As a component of the Medicare Prescription Drug, Improvement, and Modernization Act of 2003 (MMA), the Medicare Part D program originally went into effect on January 1, 2006 with much fanfare. This federal program was set up to subsidize the cost of prescription drugs for Medicare beneficiaries.
In essence, Medicare Part D allows the private insurance industry to deliver a public insurance product. This was unprecedented in the history of Medicare since it was created in 1963. Being a new experiment, it raised a number of key policy issues. One key question is whether Medicare beneficiaries can effectively handle the task of picking the drug plan that makes the most favorable economic sense for them.
“Only 6 to 9 percent of the 55,000 seniors included in a recent study chose the lowest-cost plan based on their actual usage of prescription drugs.”
Making the choice is not easy—there are so many drug plans on offer and the process of comparing and selecting one is so tedious.
In 2009, there are at least 45 stand-alone prescription drug plans (PDPs) available in every state. The lowest number, if you can call it that, is 45 in Alaska and the highest is 57 in the region covering Pennsylvania and West Virginia. For the Medicare Advantage prescription drug (MA-PD) plans, each state has 40 on average.

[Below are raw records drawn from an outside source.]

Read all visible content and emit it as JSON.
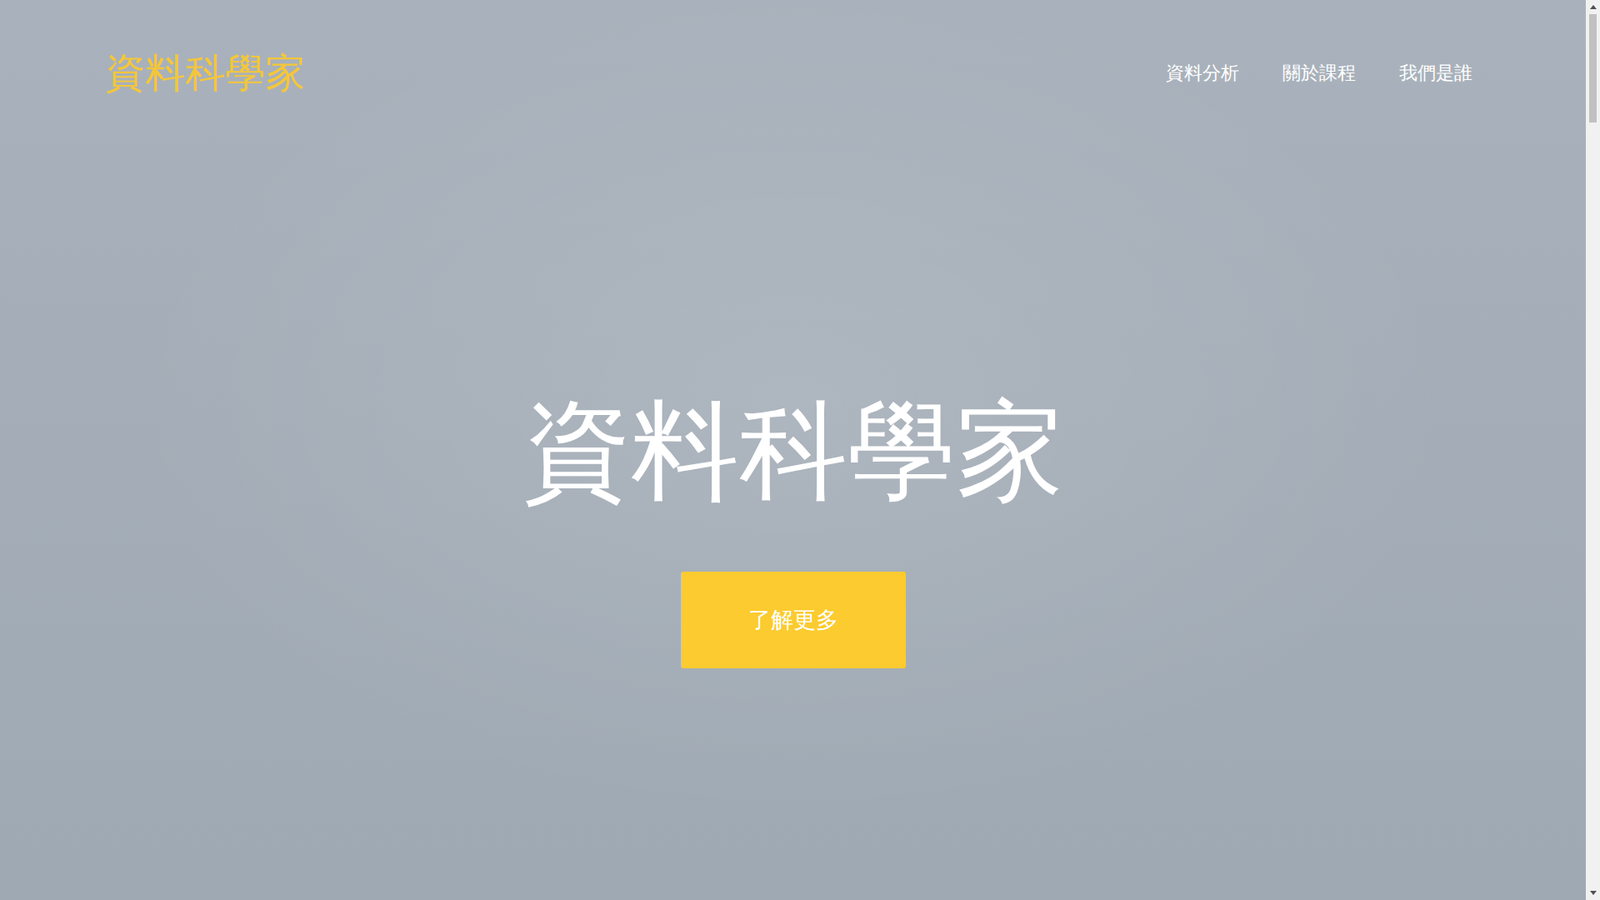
{
  "logo": "資料科學家",
  "nav": [
    {
      "label": "資料分析"
    },
    {
      "label": "關於課程"
    },
    {
      "label": "我們是誰"
    }
  ],
  "hero": {
    "title": "資料科學家",
    "button": "了解更多"
  }
}
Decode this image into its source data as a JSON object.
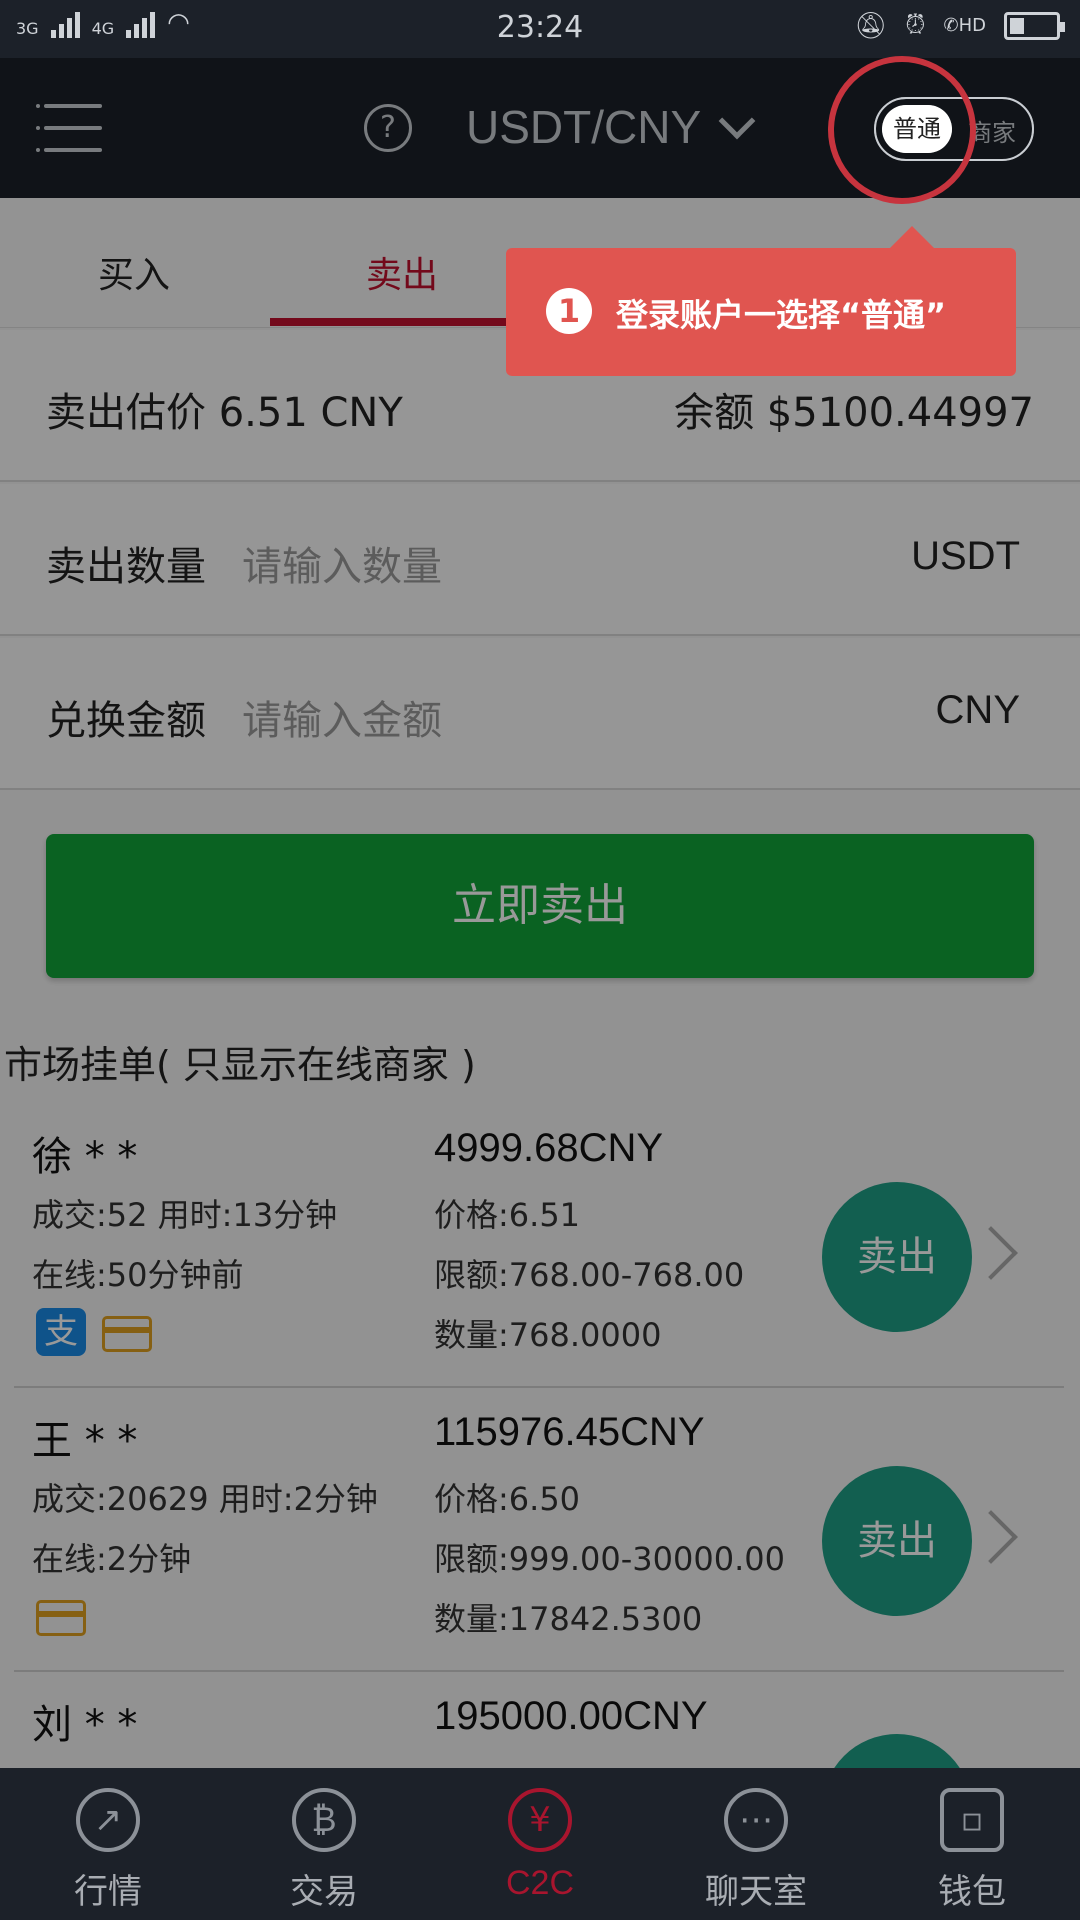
{
  "status_bar": {
    "net1": "3G",
    "net2": "4G",
    "time": "23:24",
    "hd": "HD"
  },
  "header": {
    "pair": "USDT/CNY",
    "help": "?",
    "toggle_on": "普通",
    "toggle_off": "商家"
  },
  "tabs": [
    "买入",
    "卖出",
    "",
    ""
  ],
  "summary": {
    "label": "卖出估价 6.51 CNY",
    "balance": "余额 $5100.44997"
  },
  "quantity": {
    "label": "卖出数量",
    "placeholder": "请输入数量",
    "unit": "USDT"
  },
  "amount": {
    "label": "兑换金额",
    "placeholder": "请输入金额",
    "unit": "CNY"
  },
  "sell_button": "立即卖出",
  "market_title": "市场挂单( 只显示在线商家 )",
  "listings": [
    {
      "name": "徐 * *",
      "deals": "成交:52  用时:13分钟",
      "online": "在线:50分钟前",
      "amount": "4999.68CNY",
      "price": "价格:6.51",
      "limit": "限额:768.00-768.00",
      "qty": "数量:768.0000",
      "btn": "卖出"
    },
    {
      "name": "王 * *",
      "deals": "成交:20629  用时:2分钟",
      "online": "在线:2分钟",
      "amount": "115976.45CNY",
      "price": "价格:6.50",
      "limit": "限额:999.00-30000.00",
      "qty": "数量:17842.5300",
      "btn": "卖出"
    },
    {
      "name": "刘 * *",
      "amount": "195000.00CNY"
    }
  ],
  "bottom_nav": [
    {
      "label": "行情",
      "icon": "chart-icon"
    },
    {
      "label": "交易",
      "icon": "bitcoin-icon"
    },
    {
      "label": "C2C",
      "icon": "c2c-icon"
    },
    {
      "label": "聊天室",
      "icon": "chat-icon"
    },
    {
      "label": "钱包",
      "icon": "wallet-icon"
    }
  ],
  "tooltip": {
    "step": "1",
    "text": "登录账户一选择“普通”"
  },
  "colors": {
    "accent": "#c0102e",
    "sell_green": "#11a33a",
    "tooltip": "#e05550",
    "nav_bg": "#1c2129"
  }
}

For 2009, 17.5 million Medicare beneficiaries are enrolled in PDPs and 9 million in MA-PDs, for a total of at least 26.5 million beneficiaries. A substantial proportion of these seniors may have picked the wrong Medicare drug plans and paying hundreds of dollars more per year as a result.
A recent study prepared by Jonathan Gruber of MIT for the Kaiser Family Foundation found that in the initial year of Medicare Part D (2006) seniors spent, on average, an additional $500 on drugs because they did not choose the plan that provided the lowest effective cost to them. In fact, only 6 to 9 percent of the 55,000 seniors looked at in the study chose the lowest-cost plan based on their actual usage of prescription drugs.
The basic problem is that seniors base their decisions mainly on the expected cost of premiums and do not pay enough attention to their prescription drug requirements and what the real cost of their co-pays and other out-of-pocket costs will add up to. In effect, many seniors are not doing very well in handling choice on their public insurance options.
“Making the choice is not easy—there are so many drug plans offered and the process of comparing and selecting one is tedious.”
Fortunately, seniors who are dissatisfied with their existing Medicare drug plan will have the chance to sign up with another provider during the open enrollment period that extends from November 15 to December 31 of each year.
The choice of a drug plan should not be determined by the cost of premiums alone. Seniors and their family members can navigate their way through the confusing sea of options by considering these key factors:
- Check if the prescription drugs normally used are included in the drug plan’s formulary. The formulary list usually changes every year, but it is important that as many of the senior’s drugs as possible are included. Remember, prescription drug use increases with age.
- Find out in which tier, or level, each of your drugs are placed; the tier which will determine the amount of co-pay per drug. Most plans have 3 to 5 tiers.
- Calculate the amount of monthly co-payments required in each plan you’re considering based on the number of drugs you take. Now compare that total to what your co-pays are for your current plan. Add in the total annual premiums to their respective plan’s co-pay totals to see if you’d save money with another plan.
- Check if the plan allows substitution of prescription drugs. If so, will prior authorization be needed? Normally, the fewer the restrictions, the better.
- Determine the step therapy requirements, if any, for the prescription drugs to qualify.
- Check for coverage in the “doughnut hole.” For 2009, the hole begins when total retail cost of prescription drugs reaches $2,700; catastrophic coverage will kick in after total prescription drug costs exceed $6,153.
- Check if the plan is willing to waive any of the deductibles.
- Find out if your preferred pharmacy is part of the network in the prescription drug plan.
You will probably want the plan that results in the lowest total costs to you. This is not the same as having the lowest monthly premium. Total costs include premiums, co-pays and any other out-of-pocket.
Beyond the lowest costs, there may be other factors involved in the decision such as:
- Reputation of the drug plan provider
- If the provider offers the brand name of a drug if there are reasons to take that over a generic
- Fewer utilization restrictions, such as step therapy limits and prior authorization requirements
- Preference for a convenient pharmacy not participating in the plan
Yes, it will be more time consuming to find the best plan for you, but by determining the most cost effective plan you’ll in essence be getting paid through your out-of-pocket savings for this research.